As an author, it's not uncommon to get emails or letters correcting something in one of my books. Sometimes these corrections are useful, at other times, the correspondent misses the point. But I recently had one from Ronja Denzler that was not only correct, but also highlighted something really interesting about mnemonics.

These phrases to remember something can be genuinely handy - most of us can still recall those for rainbow colours or planets (often still incorporating Pluto) from school, while I distinctly remember a woman called Ivy Watts from my physics class. But the most elegant are the numerical mnemonics, where the numbers of letters in each word represents a digit. This form reaches its zenith in the mnemonics for pi - so much so that the art of producing these has its own, distinctly tortured, name of 'piphology'.
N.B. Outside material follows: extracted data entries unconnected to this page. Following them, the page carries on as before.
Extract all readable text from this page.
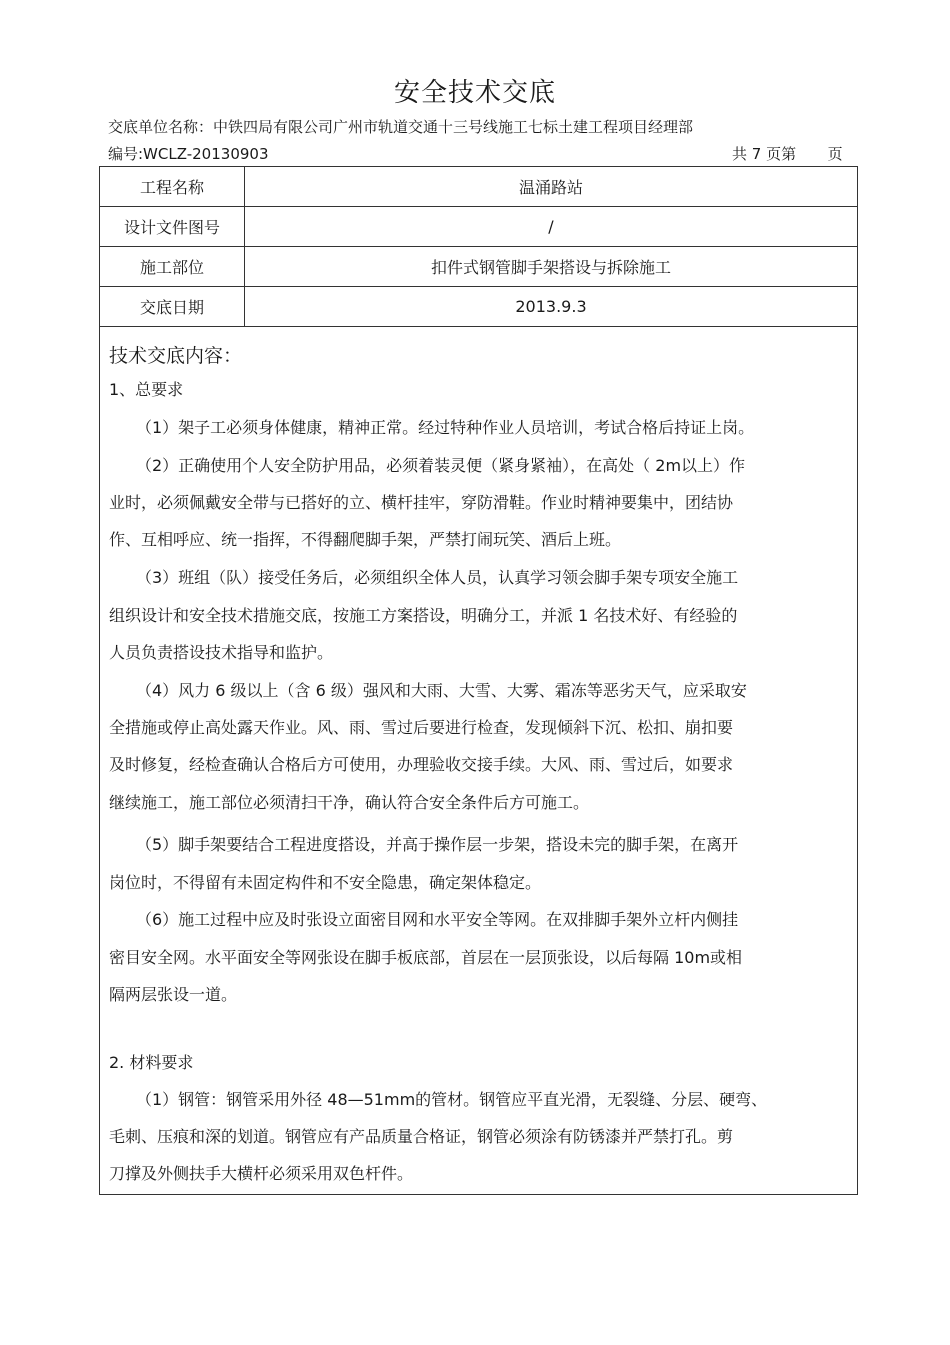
安全技术交底
交底单位名称：中铁四局有限公司广州市轨道交通十三号线施工七标土建工程项目经理部
编号:WCLZ-20130903	共 7 页第 页
工程名称	温涌路站
设计文件图号	/
施工部位	扣件式钢管脚手架搭设与拆除施工
交底日期	2013.9.3
技术交底内容：
1、总要求
（1）架子工必须身体健康，精神正常。经过特种作业人员培训，考试合格后持证上岗。
（2）正确使用个人安全防护用品，必须着装灵便（紧身紧袖），在高处（ 2m以上）作
业时，必须佩戴安全带与已搭好的立、横杆挂牢，穿防滑鞋。作业时精神要集中，团结协
作、互相呼应、统一指挥，不得翻爬脚手架，严禁打闹玩笑、酒后上班。
（3）班组（队）接受任务后，必须组织全体人员，认真学习领会脚手架专项安全施工
组织设计和安全技术措施交底，按施工方案搭设，明确分工，并派 1 名技术好、有经验的
人员负责搭设技术指导和监护。
（4）风力 6 级以上（含 6 级）强风和大雨、大雪、大雾、霜冻等恶劣天气，应采取安
全措施或停止高处露天作业。风、雨、雪过后要进行检查，发现倾斜下沉、松扣、崩扣要
及时修复，经检查确认合格后方可使用，办理验收交接手续。大风、雨、雪过后，如要求
继续施工，施工部位必须清扫干净，确认符合安全条件后方可施工。
（5）脚手架要结合工程进度搭设，并高于操作层一步架，搭设未完的脚手架，在离开
岗位时，不得留有未固定构件和不安全隐患，确定架体稳定。
（6）施工过程中应及时张设立面密目网和水平安全等网。在双排脚手架外立杆内侧挂
密目安全网。水平面安全等网张设在脚手板底部，首层在一层顶张设，以后每隔 10m或相
隔两层张设一道。
2. 材料要求
（1）钢管：钢管采用外径 48—51mm的管材。钢管应平直光滑，无裂缝、分层、硬弯、
毛刺、压痕和深的划道。钢管应有产品质量合格证，钢管必须涂有防锈漆并严禁打孔。剪
刀撑及外侧扶手大横杆必须采用双色杆件。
When I wrote Introducing Infinity - a graphic guide in collaboration with the excellent illustrator Oliver Pugh, I asked if he could use a fuller version of the mnemonic I vague recalled from school. The bit I could remember was 'Now I, even I, would celebrate in rhymes unapt the immortal Syracusian...' - Oliver extended this further in the image below:


It was this illustration that Ronja wrote to complain about - because the thirteenth decimal place is incorrect. The reason for this is that the rhyme was originally dreamed up by one Adam C. Orr of Chicago. Being American, his idea of how to spell 'rivalled' was not the same as the British one. Although Oliver is entirely accurate in his illustration that rivalled should have 8 letters, unfortunately the US spelling only has 7 - and that's what the 13th decimal place should have been.

The moral of this story is that if you are designing a numerical mnemonic in English, make sure that you don't use any words such as rivalled, or travelled, or colour, or labour where US and British spellings deviate - otherwise, someone is bound to be misled.